Michaella McCollum Connolly And Melissa Reid, Peru Two, Plead Guilty To £1.5m Drug Trafficking

Peru Two Plead Guilty To £1.5m Drug Trafficking

Two British women have pleaded guilty to trying to smuggle £1.5 million worth of cocaine out of Peru.

Michaella McCollum, 20, from Dungannon, Co Tyrone, and Melissa Reid, 20, from Glasgow, gave behind-closed-doors pleas when they appeared before a judge in the port town of Callao, near the capital Lima.

It is understood the pair took full responsibility for drug trafficking after six weeks of protesting their innocence.

They were apprehended last month by police and sniffer dogs at Lima airport, where 11kg of Cocaine worth £1.5m was found in their luggage disguised as food.

They are now expected to be jailed at a new hearing for six years and eight months in prison.

The pair could spend time at Santa Monica women's prison in Lima

A spokesman for the court in Callao said: "They will automatically have a sixth off from the minimum jail sentence of eight years and will be sentenced to six years and eight months in prison.
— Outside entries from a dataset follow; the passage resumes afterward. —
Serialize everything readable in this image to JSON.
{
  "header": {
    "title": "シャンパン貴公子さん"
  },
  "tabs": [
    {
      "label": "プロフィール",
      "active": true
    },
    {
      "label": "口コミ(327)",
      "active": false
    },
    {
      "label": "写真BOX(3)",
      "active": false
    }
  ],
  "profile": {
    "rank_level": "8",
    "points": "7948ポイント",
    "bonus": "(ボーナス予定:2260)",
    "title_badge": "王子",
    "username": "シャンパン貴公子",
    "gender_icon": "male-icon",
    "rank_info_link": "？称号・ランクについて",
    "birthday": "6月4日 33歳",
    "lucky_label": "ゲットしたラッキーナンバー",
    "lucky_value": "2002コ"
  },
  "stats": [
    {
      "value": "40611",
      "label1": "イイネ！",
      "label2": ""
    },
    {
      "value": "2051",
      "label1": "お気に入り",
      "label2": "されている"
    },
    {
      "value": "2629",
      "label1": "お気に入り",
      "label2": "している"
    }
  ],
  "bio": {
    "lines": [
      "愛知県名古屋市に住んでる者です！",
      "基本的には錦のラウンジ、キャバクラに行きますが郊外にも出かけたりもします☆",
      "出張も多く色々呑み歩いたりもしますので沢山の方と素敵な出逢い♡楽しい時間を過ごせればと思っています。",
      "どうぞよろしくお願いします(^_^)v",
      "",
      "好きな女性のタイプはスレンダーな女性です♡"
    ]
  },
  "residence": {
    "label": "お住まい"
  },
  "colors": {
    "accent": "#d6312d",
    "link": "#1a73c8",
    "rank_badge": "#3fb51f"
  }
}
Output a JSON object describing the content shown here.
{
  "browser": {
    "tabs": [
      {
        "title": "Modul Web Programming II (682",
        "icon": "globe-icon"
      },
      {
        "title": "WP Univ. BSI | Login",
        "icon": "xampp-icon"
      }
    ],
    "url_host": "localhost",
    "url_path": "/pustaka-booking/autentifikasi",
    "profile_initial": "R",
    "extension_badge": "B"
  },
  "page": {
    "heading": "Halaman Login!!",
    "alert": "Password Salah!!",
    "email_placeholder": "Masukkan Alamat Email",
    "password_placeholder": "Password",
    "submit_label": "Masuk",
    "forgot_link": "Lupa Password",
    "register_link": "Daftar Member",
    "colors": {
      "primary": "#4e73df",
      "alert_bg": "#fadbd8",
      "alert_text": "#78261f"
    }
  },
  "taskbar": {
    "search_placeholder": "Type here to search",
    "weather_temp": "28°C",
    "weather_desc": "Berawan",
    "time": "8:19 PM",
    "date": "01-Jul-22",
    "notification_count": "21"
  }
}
"Sentencing will take place on October 1 at a new hearing."

Reid's family has previously said they are working with the Foreign Office in the hope that the Peruvian authorities will allow her to serve part of her sentence in the UK.
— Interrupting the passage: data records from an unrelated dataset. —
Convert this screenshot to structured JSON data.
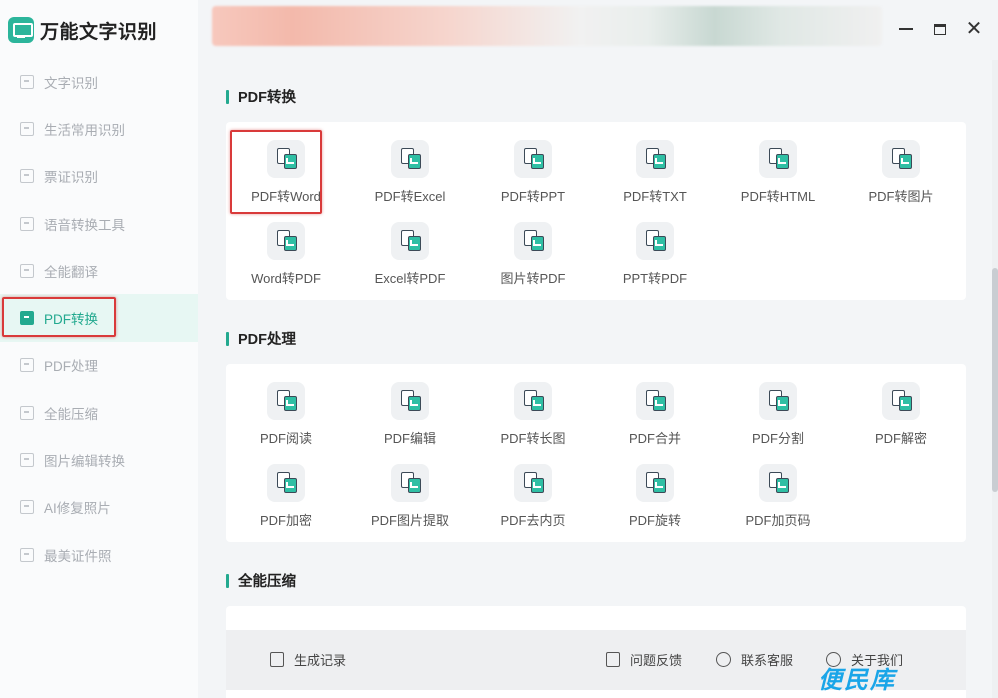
{
  "app": {
    "title": "万能文字识别"
  },
  "sidebar": {
    "items": [
      {
        "label": "文字识别",
        "icon": "scan-icon"
      },
      {
        "label": "生活常用识别",
        "icon": "scan-icon"
      },
      {
        "label": "票证识别",
        "icon": "scan-icon"
      },
      {
        "label": "语音转换工具",
        "icon": "audio-icon"
      },
      {
        "label": "全能翻译",
        "icon": "translate-icon"
      },
      {
        "label": "PDF转换",
        "icon": "pdf-convert-icon",
        "active": true
      },
      {
        "label": "PDF处理",
        "icon": "pdf-process-icon"
      },
      {
        "label": "全能压缩",
        "icon": "compress-icon"
      },
      {
        "label": "图片编辑转换",
        "icon": "image-edit-icon"
      },
      {
        "label": "AI修复照片",
        "icon": "ai-photo-icon"
      },
      {
        "label": "最美证件照",
        "icon": "id-photo-icon"
      }
    ]
  },
  "window": {
    "minimize": "—",
    "maximize": "□",
    "close": "✕"
  },
  "sections": {
    "convert": {
      "title": "PDF转换",
      "tools": [
        "PDF转Word",
        "PDF转Excel",
        "PDF转PPT",
        "PDF转TXT",
        "PDF转HTML",
        "PDF转图片",
        "Word转PDF",
        "Excel转PDF",
        "图片转PDF",
        "PPT转PDF"
      ]
    },
    "process": {
      "title": "PDF处理",
      "tools": [
        "PDF阅读",
        "PDF编辑",
        "PDF转长图",
        "PDF合并",
        "PDF分割",
        "PDF解密",
        "PDF加密",
        "PDF图片提取",
        "PDF去内页",
        "PDF旋转",
        "PDF加页码"
      ]
    },
    "compress": {
      "title": "全能压缩"
    }
  },
  "footer": {
    "records": "生成记录",
    "feedback": "问题反馈",
    "contact": "联系客服",
    "about": "关于我们"
  },
  "watermark": "便民库",
  "colors": {
    "accent": "#23a98f",
    "highlight_box": "#d93a3a"
  }
}
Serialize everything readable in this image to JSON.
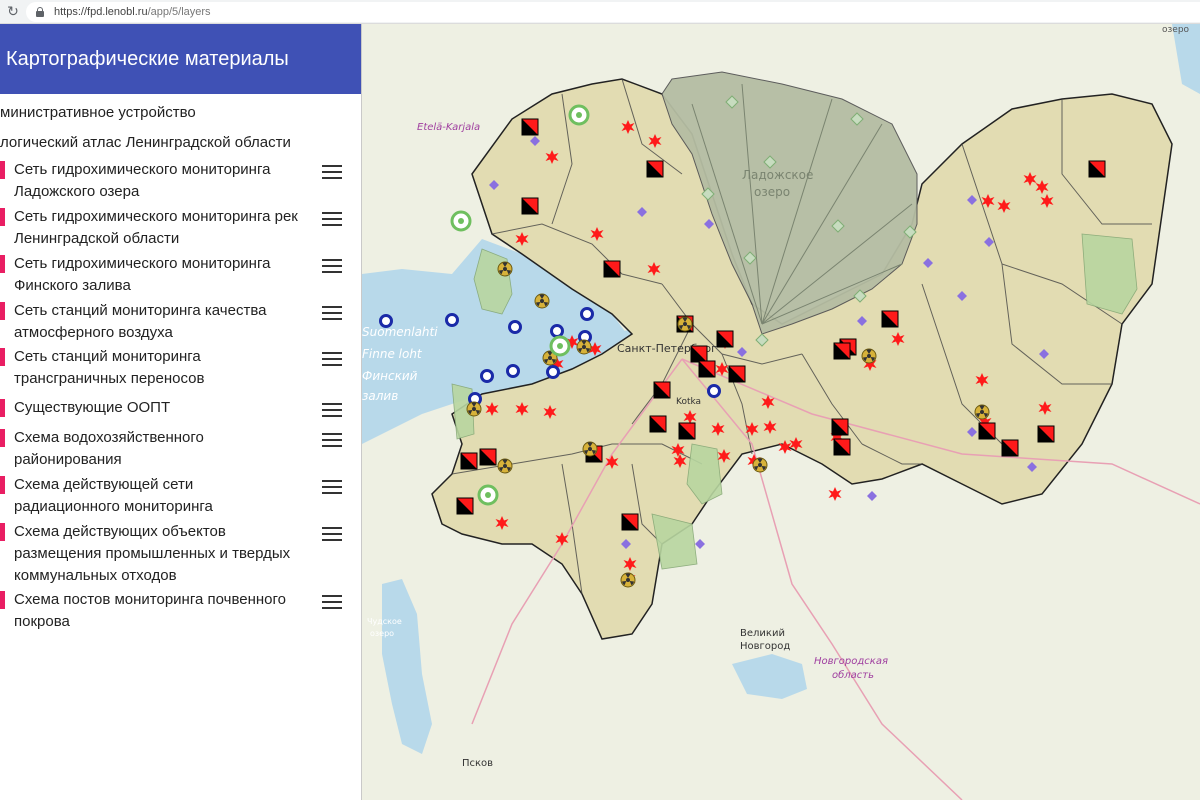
{
  "browser": {
    "url_host": "https://fpd.lenobl.ru",
    "url_path": "/app/5/layers"
  },
  "sidebar": {
    "title": "Картографические материалы",
    "groups": [
      "министративное устройство",
      "логический атлас Ленинградской области"
    ],
    "layers": [
      {
        "line1": "Сеть гидрохимического мониторинга",
        "line2": "Ладожского озера"
      },
      {
        "line1": "Сеть гидрохимического мониторинга рек",
        "line2": "Ленинградской области"
      },
      {
        "line1": "Сеть гидрохимического мониторинга",
        "line2": "Финского залива"
      },
      {
        "line1": "Сеть станций мониторинга качества",
        "line2": "атмосферного воздуха"
      },
      {
        "line1": "Сеть станций мониторинга",
        "line2": "трансграничных переносов"
      },
      {
        "line1": "Существующие ООПТ",
        "line2": ""
      },
      {
        "line1": "Схема водохозяйственного",
        "line2": "районирования"
      },
      {
        "line1": "Схема действующей сети",
        "line2": "радиационного мониторинга"
      },
      {
        "line1": "Схема действующих объектов",
        "line2": "размещения промышленных и твердых",
        "line3": "коммунальных отходов"
      },
      {
        "line1": "Схема постов мониторинга почвенного",
        "line2": "покрова"
      }
    ]
  },
  "map": {
    "labels": {
      "etela_karjala": "Etelä-Karjala",
      "ladozhskoe_1": "Ладожское",
      "ladozhskoe_2": "озеро",
      "spb": "Санкт-Петербург",
      "kotka": "Kotka",
      "velikiy_1": "Великий",
      "velikiy_2": "Новгород",
      "novg_obl_1": "Новгородская",
      "novg_obl_2": "область",
      "pskov": "Псков",
      "ozero": "озеро",
      "finland_1": "Suomenlahti",
      "finland_2": "Finne loht",
      "finland_3": "Финский",
      "finland_4": "залив",
      "chud_1": "Чудское",
      "chud_2": "озеро"
    },
    "colors": {
      "land": "#eef0e3",
      "region": "#e2dcb2",
      "lake": "#b8d9ea",
      "ladoga": "#b5bda3",
      "green": "#b8d6a0",
      "road": "#e8a0b4",
      "marker_red": "#ff1a1a",
      "marker_blue": "#1a2aa8",
      "marker_violet": "#8a70e0",
      "marker_yellow": "#d7b23a"
    },
    "marker_icons": [
      "red-star-icon",
      "black-red-square-icon",
      "blue-ring-icon",
      "violet-diamond-icon",
      "radiation-icon",
      "green-circle-icon",
      "green-diamond-icon"
    ]
  }
}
Speaking outside the court in Lima, lawyer Meyer Fishman said he could not comment until the young women were sentenced.

Santa Monica prison houses 1,035 inmates - more than double the 450 it was designed for

Both women, who had been working on the Spanish party island of Ibiza this summer, had previously claimed they were coerced into carrying the drugs by Colombian drug lords who kidnapped them at gunpoint.

So far they have been held at the notorious Virgen de Fatima prison in Lima, but court officials said they may now be transferred to the equally tough Santa Monica women's jail.

Their guilty pleas came on the same day that the UN declared that Peru has now overtaken Colombia as the world's number one coca leaf producer.

Inmates have limited access to drinkable water at the jail

According to a report by the United Nations Office on Drugs and Crime, coca plantations in Peru covered 60,400 hectares last year.

Peru's national prisons institute says that 90% of the 1,648 foreigners in the country's prisons are either sentenced or awaiting trial for drug trafficking.